ふとさっきのマリー嬢が口にした言葉を思い出して彼女を見れば、呆然と立ち尽くしている姿が目に入った。その肩が僅かに震えている。そのまま泣くのかと思ったのだが......彼女の発言はこちらの予想の斜め上をいった。
「......そこまで仰るなら一つ勝負と行きませんか? この金髪クソ野郎」
“ニッコリ”と微笑んだ彼女のその発言に、一瞬その場にいた誰もが呼吸を止めた。マリー嬢ですら呆然と彼女を見つめているところからしても、今の彼女が異常な状態であるのだと分かる。

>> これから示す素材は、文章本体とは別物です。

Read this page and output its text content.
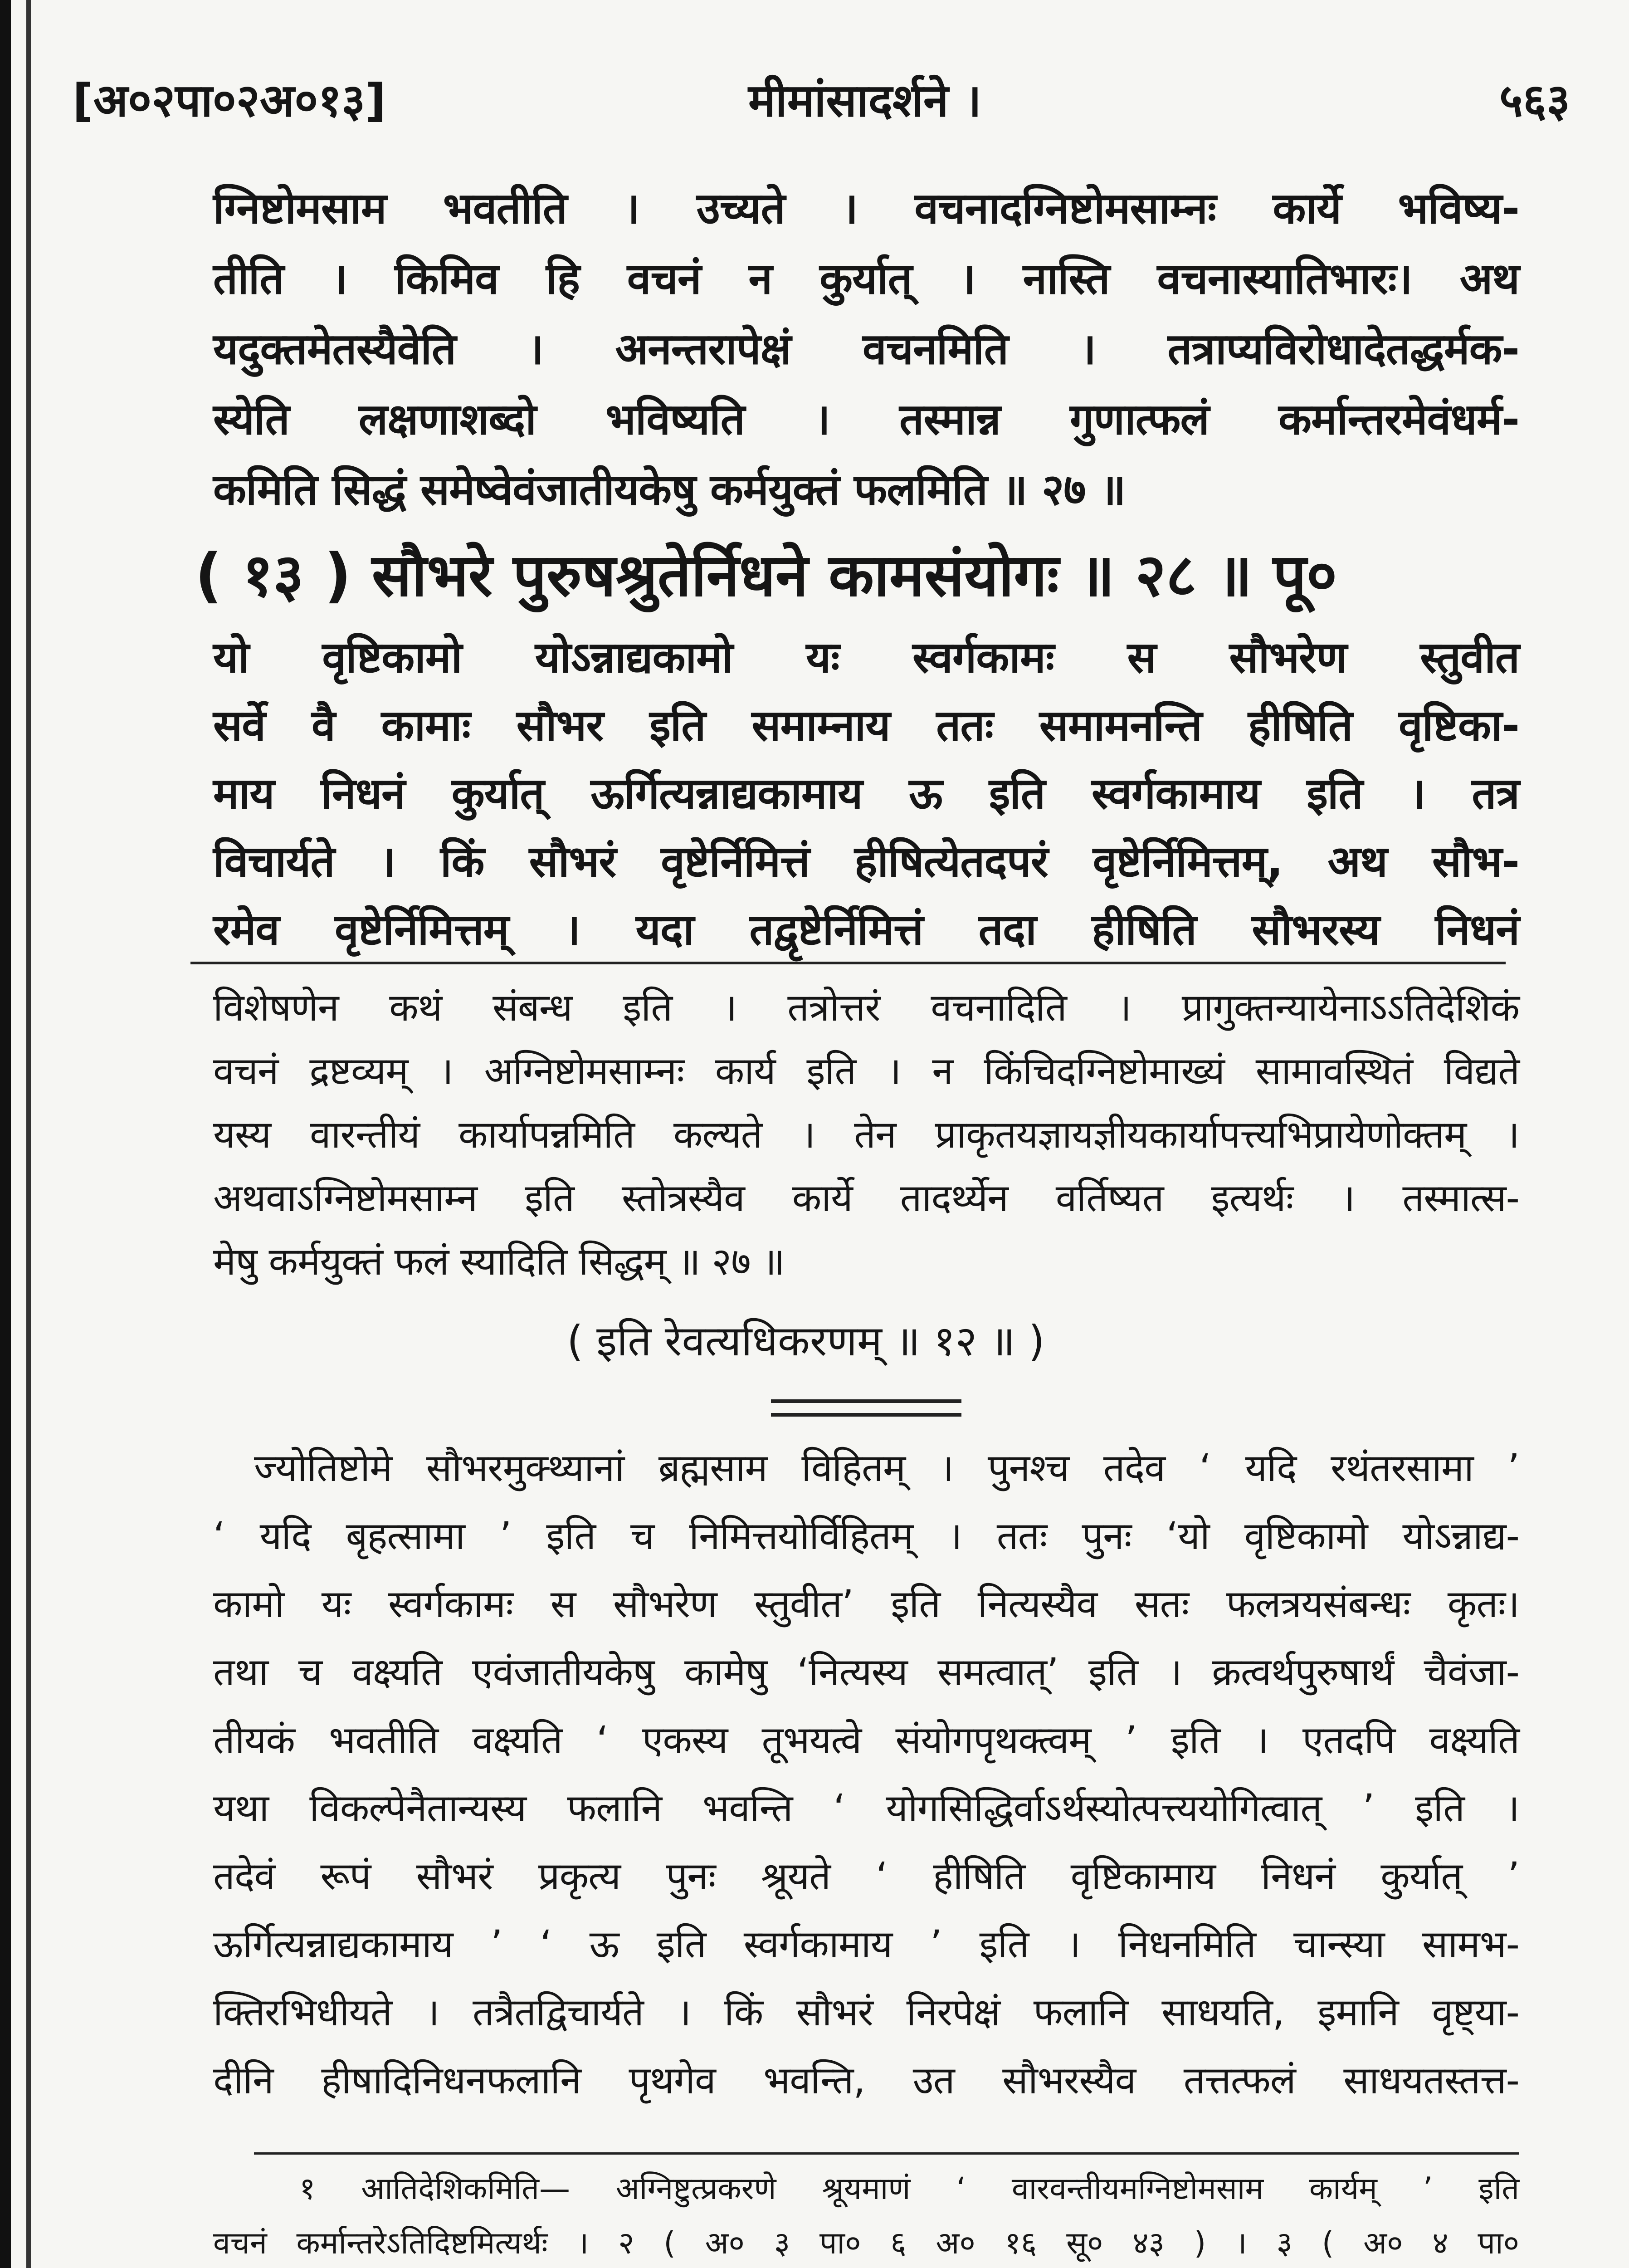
[अ०२पा०२अ०१३]	मीमांसादर्शने ।	५६३
ग्निष्टोमसाम भवतीति । उच्यते । वचनादग्निष्टोमसाम्नः कार्ये भविष्य-
तीति । किमिव हि वचनं न कुर्यात् । नास्ति वचनास्यातिभारः। अथ
यदुक्तमेतस्यैवेति । अनन्तरापेक्षं वचनमिति । तत्राप्यविरोधादेतद्धर्मक-
स्येति लक्षणाशब्दो भविष्यति । तस्मान्न गुणात्फलं कर्मान्तरमेवंधर्म-
कमिति सिद्धं समेष्वेवंजातीयकेषु कर्मयुक्तं फलमिति ॥ २७ ॥
( १३ ) सौभरे पुरुषश्रुतेर्निधने कामसंयोगः ॥ २८ ॥ पू०
यो वृष्टिकामो योऽन्नाद्यकामो यः स्वर्गकामः स सौभरेण स्तुवीत
सर्वे वै कामाः सौभर इति समाम्नाय ततः समामनन्ति हीषिति वृष्टिका-
माय निधनं कुर्यात् ऊर्गित्यन्नाद्यकामाय ऊ इति स्वर्गकामाय इति । तत्र
विचार्यते । किं सौभरं वृष्टेर्निमित्तं हीषित्येतदपरं वृष्टेर्निमित्तम्, अथ सौभ-
रमेव वृष्टेर्निमित्तम् । यदा तद्वृष्टेर्निमित्तं तदा हीषिति सौभरस्य निधनं
विशेषणेन कथं संबन्ध इति । तत्रोत्तरं वचनादिति । प्रागुक्तन्यायेनाऽऽतिदेशिकं
वचनं द्रष्टव्यम् । अग्निष्टोमसाम्नः कार्य इति । न किंचिदग्निष्टोमाख्यं सामावस्थितं विद्यते
यस्य वारन्तीयं कार्यापन्नमिति कल्यते । तेन प्राकृतयज्ञायज्ञीयकार्यापत्त्यभिप्रायेणोक्तम् ।
अथवाऽग्निष्टोमसाम्न इति स्तोत्रस्यैव कार्ये तादर्थ्येन वर्तिष्यत इत्यर्थः । तस्मात्स-
मेषु कर्मयुक्तं फलं स्यादिति सिद्धम् ॥ २७ ॥
( इति रेवत्यधिकरणम् ॥ १२ ॥ )
ज्योतिष्टोमे सौभरमुक्थ्यानां ब्रह्मसाम विहितम् । पुनश्च तदेव ‘ यदि रथंतरसामा ’
‘ यदि बृहत्सामा ’ इति च निमित्तयोर्विहितम् । ततः पुनः ‘यो वृष्टिकामो योऽन्नाद्य-
कामो यः स्वर्गकामः स सौभरेण स्तुवीत’ इति नित्यस्यैव सतः फलत्रयसंबन्धः कृतः।
तथा च वक्ष्यति एवंजातीयकेषु कामेषु ‘नित्यस्य समत्वात्’ इति । क्रत्वर्थपुरुषार्थं चैवंजा-
तीयकं भवतीति वक्ष्यति ‘ एकस्य तूभयत्वे संयोगपृथक्त्वम् ’ इति । एतदपि वक्ष्यति
यथा विकल्पेनैतान्यस्य फलानि भवन्ति ‘ योगसिद्धिर्वाऽर्थस्योत्पत्त्ययोगित्वात् ’ इति ।
तदेवं रूपं सौभरं प्रकृत्य पुनः श्रूयते ‘ हीषिति वृष्टिकामाय निधनं कुर्यात् ’
ऊर्गित्यन्नाद्यकामाय ’ ‘ ऊ इति स्वर्गकामाय ’ इति । निधनमिति चान्स्या सामभ-
क्तिरभिधीयते । तत्रैतद्विचार्यते । किं सौभरं निरपेक्षं फलानि साधयति, इमानि वृष्ट्या-
दीनि हीषादिनिधनफलानि पृथगेव भवन्ति, उत सौभरस्यैव तत्तत्फलं साधयतस्तत्त-
१ आतिदेशिकमिति— अग्निष्टुत्प्रकरणे श्रूयमाणं ‘ वारवन्तीयमग्निष्टोमसाम कार्यम् ’ इति
वचनं कर्मान्तरेऽतिदिष्टमित्यर्थः । २ ( अ० ३ पा० ६ अ० १६ सू० ४३ ) । ३ ( अ० ४ पा०
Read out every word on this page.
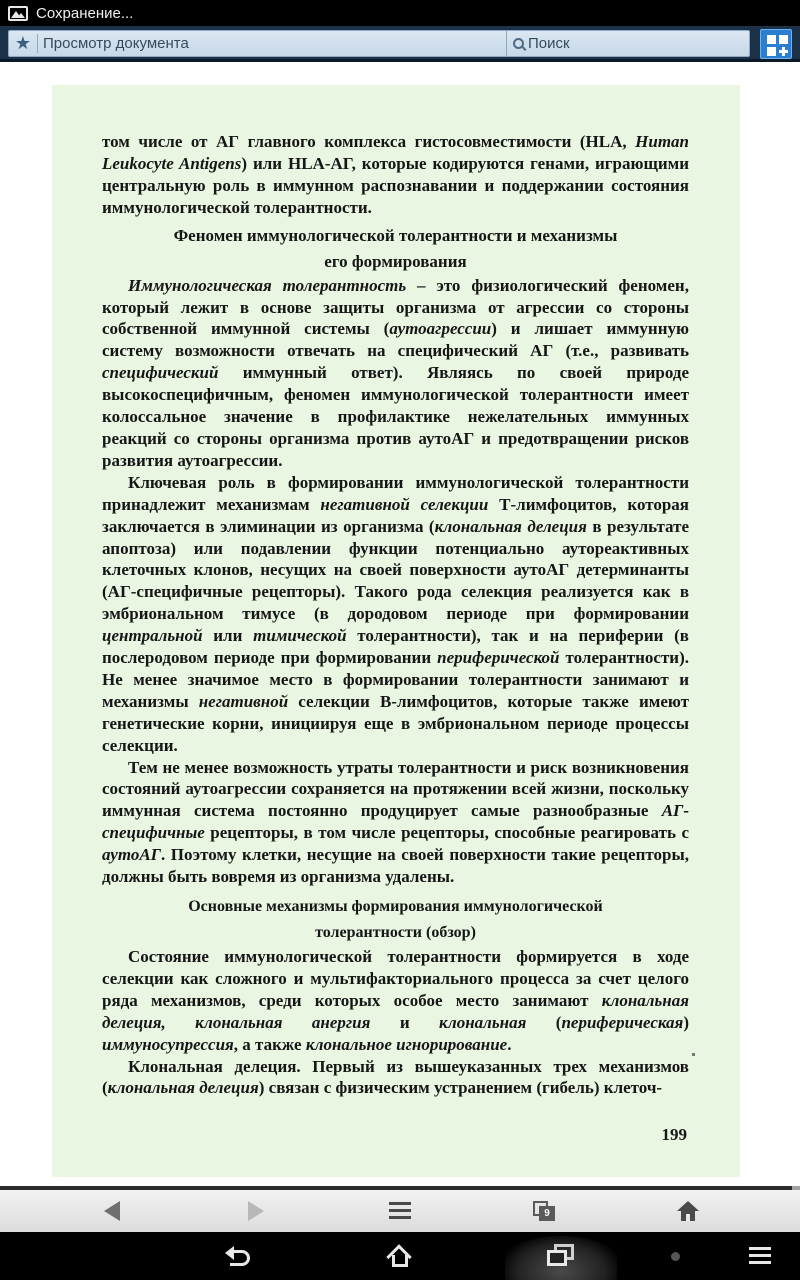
Сохранение...
★ Просмотр документа	Поиск

том числе от АГ главного комплекса гистосовместимости (HLA, Human Leukocyte Antigens) или HLA-АГ, которые кодируются генами, играющими центральную роль в иммунном распознавании и поддержании состояния иммунологической толерантности.

Феномен иммунологической толерантности и механизмы
его формирования

Иммунологическая толерантность – это физиологический феномен, который лежит в основе защиты организма от агрессии со стороны собственной иммунной системы (аутоагрессии) и лишает иммунную систему возможности отвечать на специфический АГ (т.е., развивать специфический иммунный ответ). Являясь по своей природе высокоспецифичным, феномен иммунологической толерантности имеет колоссальное значение в профилактике нежелательных иммунных реакций со стороны организма против аутоАГ и предотвращении рисков развития аутоагрессии.

Ключевая роль в формировании иммунологической толерантности принадлежит механизмам негативной селекции Т-лимфоцитов, которая заключается в элиминации из организма (клональная делеция в результате апоптоза) или подавлении функции потенциально аутореактивных клеточных клонов, несущих на своей поверхности аутоАГ детерминанты (АГ-специфичные рецепторы). Такого рода селекция реализуется как в эмбриональном тимусе (в дородовом периоде при формировании центральной или тимической толерантности), так и на периферии (в послеродовом периоде при формировании периферической толерантности). Не менее значимое место в формировании толерантности занимают и механизмы негативной селекции В-лимфоцитов, которые также имеют генетические корни, инициируя еще в эмбриональном периоде процессы селекции.

Тем не менее возможность утраты толерантности и риск возникновения состояний аутоагрессии сохраняется на протяжении всей жизни, поскольку иммунная система постоянно продуцирует самые разнообразные АГ-специфичные рецепторы, в том числе рецепторы, способные реагировать с аутоАГ. Поэтому клетки, несущие на своей поверхности такие рецепторы, должны быть вовремя из организма удалены.

Основные механизмы формирования иммунологической
толерантности (обзор)

Состояние иммунологической толерантности формируется в ходе селекции как сложного и мультифакториального процесса за счет целого ряда механизмов, среди которых особое место занимают клональная делеция, клональная анергия и клональная (периферическая) иммуносупрессия, а также клональное игнорирование.

Клональная делеция. Первый из вышеуказанных трех механизмов (клональная делеция) связан с физическим устранением (гибель) клеточ-

199
9
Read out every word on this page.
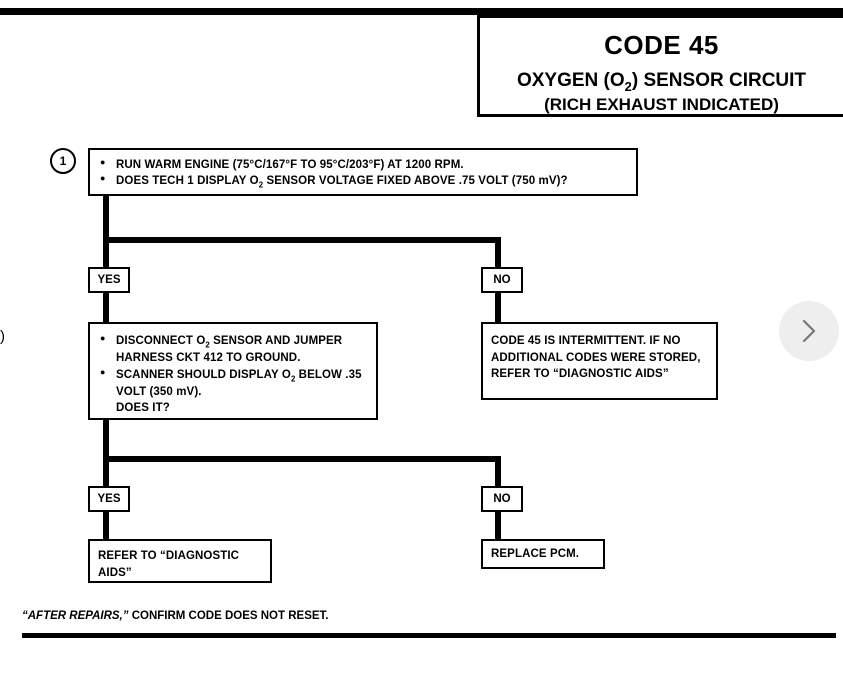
CODE 45
OXYGEN $(O_2)$ SENSOR CIRCUIT
(RICH EXHAUST INDICATED)
)
1	● RUN WARM ENGINE (75°C/167°F TO 95°C/203°F) AT 1200 RPM.
● DOES TECH 1 DISPLAY $O_2$ SENSOR VOLTAGE FIXED ABOVE .75 VOLT (750 mV)?
YES	NO
● DISCONNECT $O_2$ SENSOR AND JUMPER HARNESS CKT 412 TO GROUND.
● SCANNER SHOULD DISPLAY $O_2$ BELOW .35 VOLT (350 mV).
DOES IT?
CODE 45 IS INTERMITTENT. IF NO ADDITIONAL CODES WERE STORED, REFER TO “DIAGNOSTIC AIDS”
YES	NO
REFER TO “DIAGNOSTIC AIDS”
REPLACE PCM.
“AFTER REPAIRS,” CONFIRM CODE DOES NOT RESET.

「ほら、返事はどうしたのですか? それともやっぱり人語が解せない方なのかしら?」
柔らかい声音の割にそこからはグッと沈み込むような圧力を感じる。いまやそこに普段の温厚な彼女の姿はなかった。
有無を言わせぬその圧力に気圧されたのか、ヒドルストンが頷く。それを見た彼女は背筋が寒くなるような微笑みを零した。
「今日から一週間、お互いの寮の玄関先にある掲示板に着崩した状態の制服のスケッチと、きちんと着用した状態の制服のスケッチをそれぞれ張り出して寮生に投票してもらいましょう」
「それじゃあ今んとこ寮生の多いアンタのが有利じゃねぇの?」
「あら、そんなところには頭が働くのね? だったらこちらとそちらの投票用紙を同じ枚数にすればいいのよ」
「--もしアンタか俺が数を多く水増ししたらどうすんだよ?」
まぁ、確かにあり得ないことではないと思うが--こういう発想は主に言い出した側が考えつくことだ。となればこの場合ヒドルストンがやる側か。あまり意外性がないな......。
「下らないことをいつまでもグチグチと喧しい方ですね。では破った場合は分かるように証人となる第三者を立てましょう。証人はそうね......クレイグさんにお任せしてもよろしいでしょうか?」
いきなり彼女にそう告げられて驚いたが、反射的に頷いてしまった。
「では、約束を違えたらその場で針千本飲ませる......のは無理ですから負けた方の制服で一番賑わう休日の大通りを歩きましょう。きっと年齢的に恥ずかしいですから」
チラリと聞こえた拷問内容にヒヤリとした後では、彼女の罰は軽い気もするが人の羞恥の感じ方はそれぞれだろう。
「--では今日から一週間後、投票結果を持って女子寮の食堂に夕方三時に集合して下さい。それでは解散」
この場を取り仕切る議長のように重々しく告げた彼女はマリー嬢を伴って去っていく。残された俺は店主に今日の出来事を詫び、帰路の途中でごねるヒドルストンを投げ出しての現地解散となった。